Сильвия помедлила немного и вдруг начала раздеваться, словно в сомнамбулическом сне. Она раздевалась под взглядом старика, становившегося все более холодным и бесстрастным.

– Итак? – спросила она, носком ноги отбросив свои туфли на высоких каблуках. Ее драгоценности на круглом столике рядом с диваном лежали сверкающей кучкой. Маленькая и беззащитная без прикрывавшего ее бастиона изысканной одежды, она не вызывала уже желания, а скорее чувство неловкости. Ее нагота напомнила ему ту голую шлюху в Удине, которая была первой и последней в его жизни. Смуглая, с короткими черными волосами, она валялась на еще не остывшей от прежних посетителей постели. «Иди сюда, хорошенький солдатик», – вспомнилось с омерзением ему. Нечто похожее чудилось и в тяжелой груди Сильвии, в ее круглых ягодицах, в ее длинных и стройных ногах.

– Можешь снова одеться, если хочешь, – сказал он холодным тоном.

Прекрасное лицо Сильвии вспыхнуло от гнева.

– То, что ты со мной сделал, отвратительно! – воскликнула она, бросаясь к своей одежде, которую пыталась лихорадочно надеть на себя. – Ты хотел унизить меня!

– Нет, – сказал он, – просто я передумал.

– Да ты просто уже не способен на это, – прошипела она свистящим голосом, стремясь посильнее уязвить его.

– Если это тебя утешит, то ради бога, – примирительно сказал он. – Но правда в другом. Много лет назад в солдатском борделе я имел первое и единственное в своей жизни сношение с проституткой. Я ничего не имею против них. Тогда я познакомился с одной, которая по-своему была со мной нежна. Сегодня я познакомился с другой, гораздо более шикарной. Но дело в том, что меня не тянет к проституткам.

– Ты мне омерзителен! – выкрикнула она.

– Это твое право. Ты можешь воспринимать меня как угодно. – Он повернулся к ней спиной и достал сигарету из своего старинного портсигара.

– Я опубликую эти письма, даже если это будет стоить мне жизни, – поклялась она, пытаясь привести в порядок свое платье. – Судя по тому, как ты вел себя сегодня, неудивительно, что твоя маленькая Анна – дочь другого мужчины.

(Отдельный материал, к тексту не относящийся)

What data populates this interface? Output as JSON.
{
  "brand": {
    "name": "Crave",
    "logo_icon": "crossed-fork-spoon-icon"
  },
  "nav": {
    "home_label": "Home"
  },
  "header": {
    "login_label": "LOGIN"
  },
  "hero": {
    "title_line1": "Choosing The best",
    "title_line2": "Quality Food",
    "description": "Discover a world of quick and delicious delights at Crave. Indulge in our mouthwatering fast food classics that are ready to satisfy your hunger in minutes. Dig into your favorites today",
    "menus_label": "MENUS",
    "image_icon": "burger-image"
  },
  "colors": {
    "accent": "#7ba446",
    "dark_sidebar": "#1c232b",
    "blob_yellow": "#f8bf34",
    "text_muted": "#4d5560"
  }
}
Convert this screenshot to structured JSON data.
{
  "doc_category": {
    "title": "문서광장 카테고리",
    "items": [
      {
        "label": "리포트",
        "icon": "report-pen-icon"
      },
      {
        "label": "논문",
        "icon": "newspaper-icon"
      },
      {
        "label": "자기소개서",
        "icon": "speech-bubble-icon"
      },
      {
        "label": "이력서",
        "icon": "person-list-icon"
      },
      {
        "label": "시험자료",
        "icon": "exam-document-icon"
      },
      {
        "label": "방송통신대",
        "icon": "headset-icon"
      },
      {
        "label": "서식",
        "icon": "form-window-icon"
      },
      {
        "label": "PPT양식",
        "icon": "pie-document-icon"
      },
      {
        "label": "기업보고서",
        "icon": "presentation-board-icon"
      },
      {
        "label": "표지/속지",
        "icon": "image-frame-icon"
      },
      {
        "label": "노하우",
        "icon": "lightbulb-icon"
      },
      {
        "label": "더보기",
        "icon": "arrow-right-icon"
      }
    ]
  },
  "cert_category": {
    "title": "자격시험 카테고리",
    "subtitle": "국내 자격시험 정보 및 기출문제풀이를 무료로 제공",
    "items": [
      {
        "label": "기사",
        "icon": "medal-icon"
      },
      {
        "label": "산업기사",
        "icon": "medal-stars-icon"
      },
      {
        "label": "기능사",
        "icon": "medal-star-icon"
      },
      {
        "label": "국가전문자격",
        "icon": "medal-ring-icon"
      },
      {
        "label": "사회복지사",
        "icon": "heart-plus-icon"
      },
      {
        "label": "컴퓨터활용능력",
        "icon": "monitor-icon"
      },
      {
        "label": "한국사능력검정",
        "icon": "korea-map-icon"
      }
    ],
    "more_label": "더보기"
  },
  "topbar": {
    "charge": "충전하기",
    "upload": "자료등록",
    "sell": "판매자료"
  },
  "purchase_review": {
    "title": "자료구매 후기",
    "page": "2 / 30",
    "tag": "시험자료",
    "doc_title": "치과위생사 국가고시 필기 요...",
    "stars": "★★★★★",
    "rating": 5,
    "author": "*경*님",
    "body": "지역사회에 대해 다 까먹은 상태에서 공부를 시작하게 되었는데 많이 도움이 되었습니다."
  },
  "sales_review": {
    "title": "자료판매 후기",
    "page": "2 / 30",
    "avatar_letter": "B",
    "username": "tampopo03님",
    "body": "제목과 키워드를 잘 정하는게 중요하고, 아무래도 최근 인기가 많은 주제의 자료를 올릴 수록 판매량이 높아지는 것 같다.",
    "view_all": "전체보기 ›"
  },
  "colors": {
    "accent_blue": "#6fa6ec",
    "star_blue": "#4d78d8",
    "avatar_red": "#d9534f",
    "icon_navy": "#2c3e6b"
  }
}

– Есть вещи, графиня Валли, – сказал он, спокойно улыбаясь, – которые отец должен доказывать только себе самому. – Он снова принял официальный тон. – Я знаю то, что должен знать, и не боюсь скандальных разоблачений. У меня нет к вам вражды. Скажу больше: ваша решимость восхитительна. Но я не переношу шантажа. Я и в самом деле ненавижу эти письма. Но по другим причинам, отличным от тех, о которых вы думаете. – Внезапно он почувствовал себя старым и усталым. Таким его делали те темные годы сомнений и разрыва с Марией. – Вы не опубликуете эти письма, потому что, когда вы выйдете из этой двери, у вас не будет никакой власти над прессой – ваши газеты не будут больше вашими. – Он решил это мгновенно, в несколько секунд. Он подошел, чтобы попрощаться с женщиной: спокойный и безмятежный, точно после обычной деловой встречи.

– Вы хотите запугать меня? – спросила она дрожащим голосом.

– Нет, графиня Валли, – медленно ответил Чезаре. – Я читаю ваше настоящее и будущее. Прошлое мне известно, а будущее зависит от меня. Мы с вами больше никогда не увидимся. Вы свободны колесить по свету. И будете получать, сколько необходимо, чтобы продолжать вашу блестящую жизнь. Но в Милан вы вернетесь только тогда, когда я умру. И только с разрешения Анны.

– Если вы хотите получить эти письма, – пробормотала она, осознав ситуацию, – я верну их вам. – Как могла она недооценить власть и могущество этого человека, для которого нет ничего невозможного? Как могла совершить такую роковую ошибку?

– Нет, – ответил он. – Эти письма не имеют никакой ценности. Они ничего не доказывают. Но если бы и доказывали что-то, все равно не найдется никого, кто бы опубликовал их.

– А газеты моего отца?

– Эти газеты принадлежали вашему отцу. Завтра они будут принадлежать одной финансовой корпорации, которая субсидировала его. Читайте завтрашнюю прессу, синьора, и вы найдете там новости для себя.

Все было кончено. Оружие, приготовленное против Чезаре Больдрани, обернулось против нее самой. И было слишком поздно пытаться исправить содеянное. Она согрешила и должна была поплатиться за это. За грех самонадеянности и гордыни. Как Люцифер. И ее адом стало пожизненное изгнание.

А год спустя Анна Больдрани стала графиней Валли ди Таверненго.